As I am writing this I have to tell you that it never occurs to me while we are waiting for her to come that she isn't already mine. I really don't know much of her story at this point and for all I know there could be plenty of suitable family members to take her and we may have her just for a couple of days. But in my mind this baby is mine. They tell you in all your classes not to cross that line. Love the child, take care of the child but realize that this is NOT your child. Well that is easier said then done.
4pm comes and we get a phone call from the case worker that they are coming up the road and just wanted to make sure I was home. I was so excited and couldn't wait for the door bell to ring. I open the door to find a man standing with 2 diaper bags,a huge file of paper work and a teeny tiny little baby. And of course I burst into tears! She was so tiny and so beautiful. Let me tell you that that is the best way to deliver a baby. Just open the door and they hand her to you! No epidural needed!
I am sure he told me what all the paperwork said and I am sure he told me a bunch of other things but I don't remember a word. I was too busy staring and this precious baby girl. Emma wanted so badly to hold her so after the case worker left we just sat on the couch taking turns holding her. It was such a great bonding time.
When Chris got home a couple hours later from work you could tell he was kinda freaked out by the fact that he went to work with no baby and after work there was a baby! Of course I was already attached but Chris wouldn't let his guard down. It was probably a good 6 weeks before he finally started falling in love. He didn't want to get attached and then they take her from us. In the course of those 6 weeks her helped feed and diaper and all the things that go with having a baby. But the connection didn't happen until a little later. I remember he was holding her on the couch and he started talking to her and she smiled for the first time. It about melted him into a puddle. From then on I think he really hoped and prayed she was here to stay.
In the weeks that followed we met with our foster care team and no one really wanted to get our hopes up but there was always this underlying feeling I had that they really wanted adoption to happen. Her paternal g-parents were already fostering Izzys brother and her maternal g-ma didn't pass the home study. So really there wasn't anyone else to take her. Mom was still in prison and Dad got out but then soon ended up going back in. I just knew God's plan was for her to be ours.
I have to stop and talk about Izzys paternal grandparents. Jim and Anita. They did what the had to do when Izzy's brother was in need of a safe place they took him in and loved him as if he was their son. By the time I met them they were on track to get to adopt Jace. But what they didn't have to do was like us or even be nice to us. So many bio. families and foster families don't see eye to eye but somehow we formed this bond and they ended up being our biggest advocates for adopting Izzy. It makes me cry just thinking about how amazing they have been and how we have become truly a family. We even adopted our kids on the same day so they would always have that in common. Plus we see them all the time so Izzy gets extra grandparents and a great big brother out of the deal! Jim and Anita, you have been like second parents to us and we love you!
It took about a year from when we got Izzy to the day in court when her biological parents gave up their rights to her so we could adopt. It was such an emotional moment for me. The thought of signing over your child so someone you don't even know can have her. It is a pretty amazing gift. I was too chicken that day to go up to her and say thank you and I am not even sure she knew I was there but I have written her a thank you and someday when I am ready I will send it to her.

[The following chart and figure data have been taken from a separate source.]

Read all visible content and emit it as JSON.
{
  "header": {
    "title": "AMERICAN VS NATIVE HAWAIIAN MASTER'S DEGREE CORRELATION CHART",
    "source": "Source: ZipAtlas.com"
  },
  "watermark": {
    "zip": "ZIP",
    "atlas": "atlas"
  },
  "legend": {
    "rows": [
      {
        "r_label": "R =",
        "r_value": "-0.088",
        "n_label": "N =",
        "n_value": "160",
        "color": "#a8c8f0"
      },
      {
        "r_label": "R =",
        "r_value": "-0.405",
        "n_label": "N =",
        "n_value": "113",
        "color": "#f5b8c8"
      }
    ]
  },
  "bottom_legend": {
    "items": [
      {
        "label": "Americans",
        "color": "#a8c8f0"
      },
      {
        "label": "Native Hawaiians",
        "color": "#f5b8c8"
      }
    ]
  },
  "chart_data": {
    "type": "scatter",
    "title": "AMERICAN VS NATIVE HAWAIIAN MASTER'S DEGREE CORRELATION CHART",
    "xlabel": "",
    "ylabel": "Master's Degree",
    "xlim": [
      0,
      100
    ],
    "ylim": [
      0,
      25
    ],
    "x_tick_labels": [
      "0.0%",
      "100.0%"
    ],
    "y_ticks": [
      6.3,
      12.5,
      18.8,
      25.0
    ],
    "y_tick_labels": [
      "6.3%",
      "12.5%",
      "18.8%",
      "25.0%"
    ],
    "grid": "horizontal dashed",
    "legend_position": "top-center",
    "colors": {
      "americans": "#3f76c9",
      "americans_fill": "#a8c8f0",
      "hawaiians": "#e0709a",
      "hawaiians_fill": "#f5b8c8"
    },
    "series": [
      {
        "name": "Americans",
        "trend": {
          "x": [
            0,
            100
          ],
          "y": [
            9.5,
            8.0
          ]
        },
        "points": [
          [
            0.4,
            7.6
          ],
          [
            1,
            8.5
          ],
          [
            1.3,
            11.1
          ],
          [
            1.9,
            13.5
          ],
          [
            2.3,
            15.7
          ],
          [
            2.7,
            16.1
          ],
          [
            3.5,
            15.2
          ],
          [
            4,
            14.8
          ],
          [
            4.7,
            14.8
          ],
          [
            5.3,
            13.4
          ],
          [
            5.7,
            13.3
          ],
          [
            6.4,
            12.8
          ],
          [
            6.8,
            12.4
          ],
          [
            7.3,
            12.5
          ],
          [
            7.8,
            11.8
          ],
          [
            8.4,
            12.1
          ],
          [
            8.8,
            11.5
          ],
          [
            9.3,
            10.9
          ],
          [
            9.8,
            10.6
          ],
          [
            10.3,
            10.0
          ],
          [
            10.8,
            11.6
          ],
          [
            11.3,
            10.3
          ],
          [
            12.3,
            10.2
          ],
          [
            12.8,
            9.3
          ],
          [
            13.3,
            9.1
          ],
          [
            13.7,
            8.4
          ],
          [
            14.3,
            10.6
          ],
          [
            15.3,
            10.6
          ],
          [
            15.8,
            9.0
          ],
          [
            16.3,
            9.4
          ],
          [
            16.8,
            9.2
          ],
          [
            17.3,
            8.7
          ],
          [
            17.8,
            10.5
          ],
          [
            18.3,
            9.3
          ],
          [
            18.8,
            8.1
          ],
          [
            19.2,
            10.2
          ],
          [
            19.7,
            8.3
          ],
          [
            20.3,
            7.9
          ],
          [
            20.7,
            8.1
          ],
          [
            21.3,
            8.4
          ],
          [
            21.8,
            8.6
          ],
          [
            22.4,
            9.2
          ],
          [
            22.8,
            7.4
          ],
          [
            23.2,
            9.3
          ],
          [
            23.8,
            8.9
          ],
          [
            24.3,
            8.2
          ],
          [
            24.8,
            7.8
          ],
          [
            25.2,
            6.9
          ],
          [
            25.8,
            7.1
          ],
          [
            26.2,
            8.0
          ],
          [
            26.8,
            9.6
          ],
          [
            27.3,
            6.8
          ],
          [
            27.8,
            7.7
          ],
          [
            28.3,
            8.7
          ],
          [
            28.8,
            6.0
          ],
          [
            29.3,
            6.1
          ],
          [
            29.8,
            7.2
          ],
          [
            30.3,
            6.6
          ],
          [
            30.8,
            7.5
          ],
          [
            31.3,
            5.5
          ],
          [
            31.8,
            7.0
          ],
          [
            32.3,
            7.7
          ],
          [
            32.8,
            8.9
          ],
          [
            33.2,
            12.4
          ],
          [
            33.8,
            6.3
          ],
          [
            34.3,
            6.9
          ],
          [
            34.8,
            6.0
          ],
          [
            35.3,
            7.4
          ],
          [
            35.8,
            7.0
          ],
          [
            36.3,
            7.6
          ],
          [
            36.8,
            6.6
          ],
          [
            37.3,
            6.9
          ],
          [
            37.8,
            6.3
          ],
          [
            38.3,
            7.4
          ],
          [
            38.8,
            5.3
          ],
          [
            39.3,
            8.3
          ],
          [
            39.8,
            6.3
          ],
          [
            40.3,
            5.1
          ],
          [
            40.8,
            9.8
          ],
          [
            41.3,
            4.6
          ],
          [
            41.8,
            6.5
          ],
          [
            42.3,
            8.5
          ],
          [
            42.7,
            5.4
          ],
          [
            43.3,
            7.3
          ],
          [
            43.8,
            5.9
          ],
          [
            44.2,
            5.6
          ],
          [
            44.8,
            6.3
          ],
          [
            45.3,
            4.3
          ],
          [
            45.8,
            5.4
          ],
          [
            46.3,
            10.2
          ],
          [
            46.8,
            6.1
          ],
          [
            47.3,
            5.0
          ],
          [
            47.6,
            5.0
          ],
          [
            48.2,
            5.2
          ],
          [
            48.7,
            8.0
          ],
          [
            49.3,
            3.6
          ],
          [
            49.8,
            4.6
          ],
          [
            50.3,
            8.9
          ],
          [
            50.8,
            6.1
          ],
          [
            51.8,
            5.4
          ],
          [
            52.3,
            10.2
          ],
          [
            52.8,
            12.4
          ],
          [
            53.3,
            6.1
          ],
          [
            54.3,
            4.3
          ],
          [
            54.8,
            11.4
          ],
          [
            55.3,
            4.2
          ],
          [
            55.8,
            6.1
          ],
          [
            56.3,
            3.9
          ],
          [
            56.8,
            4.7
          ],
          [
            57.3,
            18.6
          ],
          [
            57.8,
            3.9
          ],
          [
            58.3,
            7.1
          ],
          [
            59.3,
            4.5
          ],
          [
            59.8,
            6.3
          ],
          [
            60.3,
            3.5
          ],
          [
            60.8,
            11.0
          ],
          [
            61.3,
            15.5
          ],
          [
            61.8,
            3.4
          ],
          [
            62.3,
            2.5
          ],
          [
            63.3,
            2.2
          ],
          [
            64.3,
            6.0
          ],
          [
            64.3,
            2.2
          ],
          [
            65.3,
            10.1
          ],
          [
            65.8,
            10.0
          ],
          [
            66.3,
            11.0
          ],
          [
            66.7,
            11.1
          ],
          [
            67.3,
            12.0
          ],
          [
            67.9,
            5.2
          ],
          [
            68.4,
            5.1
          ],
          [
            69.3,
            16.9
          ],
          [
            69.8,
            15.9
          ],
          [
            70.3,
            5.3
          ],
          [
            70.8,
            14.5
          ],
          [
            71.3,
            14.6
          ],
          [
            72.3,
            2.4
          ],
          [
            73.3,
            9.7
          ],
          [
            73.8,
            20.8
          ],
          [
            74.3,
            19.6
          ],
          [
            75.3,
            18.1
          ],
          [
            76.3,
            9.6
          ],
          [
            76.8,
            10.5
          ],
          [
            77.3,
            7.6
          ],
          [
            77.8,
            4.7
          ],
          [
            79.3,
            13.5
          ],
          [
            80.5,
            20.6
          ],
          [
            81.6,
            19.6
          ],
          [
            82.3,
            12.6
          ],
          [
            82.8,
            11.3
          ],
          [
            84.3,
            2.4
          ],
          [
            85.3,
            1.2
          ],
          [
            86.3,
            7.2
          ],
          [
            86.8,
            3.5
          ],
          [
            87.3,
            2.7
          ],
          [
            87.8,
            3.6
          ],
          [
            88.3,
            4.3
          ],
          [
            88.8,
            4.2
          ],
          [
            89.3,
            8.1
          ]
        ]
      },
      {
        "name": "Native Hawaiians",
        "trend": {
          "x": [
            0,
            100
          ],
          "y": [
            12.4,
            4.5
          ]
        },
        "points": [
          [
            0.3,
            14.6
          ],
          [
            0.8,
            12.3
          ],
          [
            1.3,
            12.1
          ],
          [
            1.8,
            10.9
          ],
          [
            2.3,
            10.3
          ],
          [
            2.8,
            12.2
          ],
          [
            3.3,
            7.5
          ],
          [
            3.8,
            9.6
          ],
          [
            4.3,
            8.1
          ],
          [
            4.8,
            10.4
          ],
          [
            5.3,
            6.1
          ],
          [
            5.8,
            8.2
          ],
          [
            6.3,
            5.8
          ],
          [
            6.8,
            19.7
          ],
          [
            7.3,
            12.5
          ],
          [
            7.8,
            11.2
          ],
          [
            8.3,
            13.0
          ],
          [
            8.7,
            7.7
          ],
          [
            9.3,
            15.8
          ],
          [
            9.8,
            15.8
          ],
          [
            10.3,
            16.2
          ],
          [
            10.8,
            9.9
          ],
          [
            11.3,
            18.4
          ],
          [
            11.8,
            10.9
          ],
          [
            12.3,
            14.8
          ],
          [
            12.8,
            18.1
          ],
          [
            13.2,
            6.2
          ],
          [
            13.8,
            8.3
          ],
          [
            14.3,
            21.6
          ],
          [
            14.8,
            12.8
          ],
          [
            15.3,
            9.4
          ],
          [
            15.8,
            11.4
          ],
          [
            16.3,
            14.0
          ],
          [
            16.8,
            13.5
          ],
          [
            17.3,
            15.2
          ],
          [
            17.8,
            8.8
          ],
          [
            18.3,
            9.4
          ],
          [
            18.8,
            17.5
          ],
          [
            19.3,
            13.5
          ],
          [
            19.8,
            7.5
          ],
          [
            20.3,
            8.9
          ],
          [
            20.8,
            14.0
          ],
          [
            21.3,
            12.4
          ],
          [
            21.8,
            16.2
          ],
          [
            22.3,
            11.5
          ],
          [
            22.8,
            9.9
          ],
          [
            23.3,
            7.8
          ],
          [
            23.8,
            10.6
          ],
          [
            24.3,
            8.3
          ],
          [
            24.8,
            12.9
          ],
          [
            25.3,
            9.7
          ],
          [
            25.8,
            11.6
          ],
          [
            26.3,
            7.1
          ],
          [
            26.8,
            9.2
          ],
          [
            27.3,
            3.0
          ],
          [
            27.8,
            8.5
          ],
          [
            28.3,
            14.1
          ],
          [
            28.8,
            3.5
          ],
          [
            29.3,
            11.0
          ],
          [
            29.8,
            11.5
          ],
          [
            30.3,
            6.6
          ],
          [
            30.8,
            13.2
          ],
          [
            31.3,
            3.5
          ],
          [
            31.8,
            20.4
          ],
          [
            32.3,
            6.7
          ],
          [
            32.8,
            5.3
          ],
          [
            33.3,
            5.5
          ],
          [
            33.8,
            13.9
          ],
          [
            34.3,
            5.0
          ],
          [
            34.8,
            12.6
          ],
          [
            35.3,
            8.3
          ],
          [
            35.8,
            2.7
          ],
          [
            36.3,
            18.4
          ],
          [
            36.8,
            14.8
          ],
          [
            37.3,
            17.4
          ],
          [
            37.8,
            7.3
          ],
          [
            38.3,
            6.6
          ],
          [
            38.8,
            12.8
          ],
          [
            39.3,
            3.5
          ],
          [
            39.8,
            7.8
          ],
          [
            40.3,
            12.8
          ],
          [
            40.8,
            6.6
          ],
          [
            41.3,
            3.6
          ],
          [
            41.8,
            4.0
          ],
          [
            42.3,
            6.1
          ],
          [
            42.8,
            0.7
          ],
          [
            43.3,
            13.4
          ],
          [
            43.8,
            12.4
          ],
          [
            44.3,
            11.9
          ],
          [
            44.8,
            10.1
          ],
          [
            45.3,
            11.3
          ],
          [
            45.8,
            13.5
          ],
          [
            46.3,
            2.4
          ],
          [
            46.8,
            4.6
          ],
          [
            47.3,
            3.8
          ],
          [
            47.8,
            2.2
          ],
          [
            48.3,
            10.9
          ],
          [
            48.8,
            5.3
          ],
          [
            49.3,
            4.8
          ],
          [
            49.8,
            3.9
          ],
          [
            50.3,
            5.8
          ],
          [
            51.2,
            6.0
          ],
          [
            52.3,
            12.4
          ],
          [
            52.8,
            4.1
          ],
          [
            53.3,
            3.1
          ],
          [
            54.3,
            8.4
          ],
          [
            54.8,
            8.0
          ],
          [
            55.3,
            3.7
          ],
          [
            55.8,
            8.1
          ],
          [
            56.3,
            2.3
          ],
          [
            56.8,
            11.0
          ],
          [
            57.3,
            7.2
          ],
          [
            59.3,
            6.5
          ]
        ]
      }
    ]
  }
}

The next four months after the termination of rights were torture. It was waiting on paperwork, waiting on people in Jeff City to approve things... it was just a ton of waiting! It sure taught me patience or taught me that I have a lack of patience. But at the beginning of April we set the date to adopt on April 15th, 2010. Then all the sudden I feel like it has all gone by so fast. Like it was just yesterday that I got that knock on my door and here it is that what I knew all along was about to happen. That Isabella Nicole Donegan was meant to be our daughter.
It is amazing to me that I don't feel any different about her then I do about Emma. It really doesn't matter that I didn't give birth to her. God always knew she was meant for us, it just happened that she grew in another womb but was born into our hearts!
I am not really sure how to get the pictures actually in the post or to comment about what they are so if anyone can help me with that I would appreciate it. But the first 3 pics are of our first few minutes with Izzy. See Chris' pic where he is pretty freaked out! Then the last one is on ADOPTION DAY!